La Flute de Kentridge enchante les vieux enfants du Théâtre des Champs Elysées
Du 16 au 26 décembre, la mythique mise en scène de l’opéra de Mozart “La flûte enchantée” par l’artiste sud-africain William Kentridge pour la Monnaie de Bruxelles (2005, voir notre article sur la rétrospective que lui a consacrée le Jeu de Paume l’an dernier). A la hauteur de toutes les espérances de la salle archi-bondée, les jeux sur les Lumières de Kentridge étaient soutenus par le rythme impeccable de Jean-Christophe Spinosi et de son ensemble Mattheus.
Dès l’ouverture, l’harmonie fonctionne, Spinozi conduit son orchestre avec un large sourire et la grâce d’un elfe, tandis-que les dessins et les animations de Kentridge sculptent déjà le rideau translucide pour ouvrir les boîtes et les archives de la quête ambivalente des Lumières. Les trois dames et Tamino (le ténor finnois Topi Lehtipuu, au timbre élégant) ouvrent l’opéra en mettant la question de la vue et de l’optique au centre de l’attention du public. Leurs vêtements sont issus du 18e siècle et l’on met un bout de temps à remarquer que les gilets des hommes et les robes des femmes sont discrètement dessinés par Kentridge. Puis entre en scène l’irrésistible oiseleur Papageno (le formidable baryton autrichien Markus Werba, véritable révélation de cette production, qui joue aussi bien qu’il chante) dans son aria bien connu et très drôle… On est encore en extérieur jour mais plus pour longtemps. Tamino est invité à rencontrer la Reine de la nuit (agile mais poussive Jeanette Vecchione à qui on ne peut pas en vouloir de ne pas avoir le coffre dès le “Ô Zittre nicht”).

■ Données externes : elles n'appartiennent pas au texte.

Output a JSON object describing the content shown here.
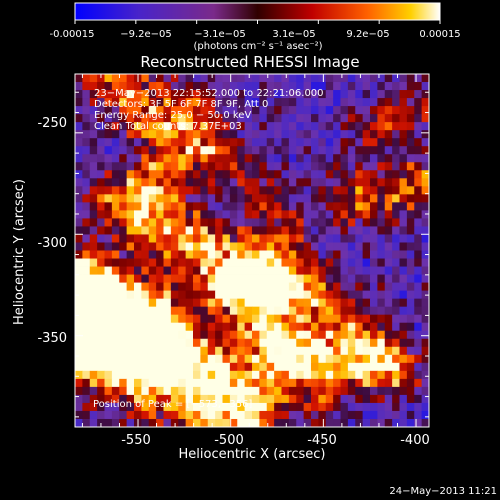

A partir de ce moment, c’est uniquement en noir et en blanc, avec parfois un léger fil de rouge, que Kentridge va sculpter la scène, et donc figurer la lutte manichéenne entre la raison et l’obscurantisme, Zarastro et la Reine de la Nuit. Tamino part dans le noir pour délivrer la fille de la reine de la Nuit, Pamina des mains du terrifiant Zarastro. Noir contre blanche, le “maure” Monostatos (excellent Steven Cole) menace la belle Pamina. dans cette troupe de jeunes chanteurs, le rôle de la “jeune première” est tenue par la soprano superstar Sandrine Piau, et la magie de l’opéra est que ça marche (Pour entendre sa version du “Ah Ich Fühl’s”, c’est ici). Virtuose, impliquées, Piau met sa voix de fée et son excellente prononciation de l’Allemand au service d’une des Pamina les plus charismatiques qu’il est donné d’entendre. Les filets de lumière passent sur les épaisseurs encore baroques du cadre des saynètes, tandis que Zarastro fait son apparition dans le “Temple de la Vérité”.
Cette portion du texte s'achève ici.